UK reports 82,886 new cases in huge weekly jump; Dominant Omicron in Ireland



Shops in the Netherlands were closed and people’s Christmas plans were in disarray as the country began a lockdown on Sunday aimed at limiting an expected outbreak of Covid-19 caused by the rise of the Omicron variant.

Prime Minister Mark Rutte announced the sudden closure on Saturday evening, ordering the closure of all but the most essential stores, as well as restaurants, hairdressers, gymnasiums, museums and other public places from at least Sunday to January 14.

The news came as a shock to many Dutch people as they headed for Christmas and New Years, Reuters reports. Many people flocked to Saturday to stock up on gifts and food and to have their hair cut at the last minute.
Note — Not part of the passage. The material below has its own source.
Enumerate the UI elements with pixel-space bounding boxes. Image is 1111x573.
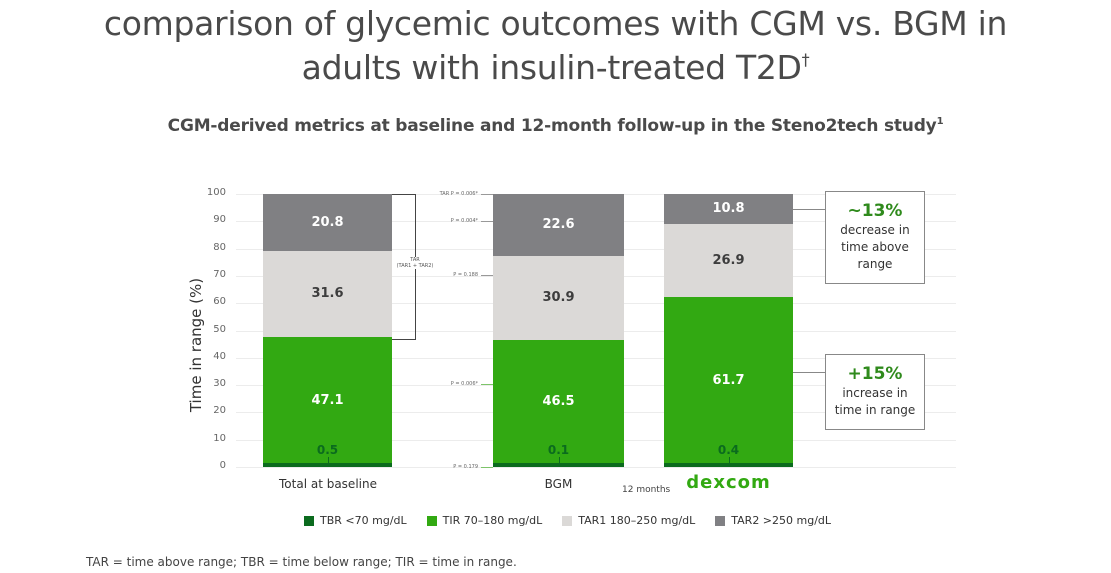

Hospitality workers demanded compensation for lost income during the holiday season, while gym owners stressed the importance of exercise during a health crisis.

“Shutting down all the bars and restaurants in such an important month is incredibly painful and dramatic. We need compensation and an exit strategy, ”said the Dutch Hotel Services Association.

© Provided by The Guardian
Pedestrians pass through central Eindhoven, the Netherlands, on the eve of another Dutch Covid-19 lockdown. Photography: Nicolas Economou / NurPhoto / REX / Shutterstock

All schools will close a week earlier for the Christmas holidays on Monday and will remain closed until at least January 9, while households are advised not to receive more than two visitors and gatherings outside are also limited to a maximum of two.

Coronavirus infections in the Netherlands have fallen from record levels in recent weeks after an overnight lockdown was put in place late last month. But cases involving the Omicron variant have increased rapidly since early December, and the strain is expected to become dominant before the end of the year.

This will be a big problem for hospitals, which have been canceling regular care for weeks as they try to avoid running out of beds due to the high number of Covid patients in their wards.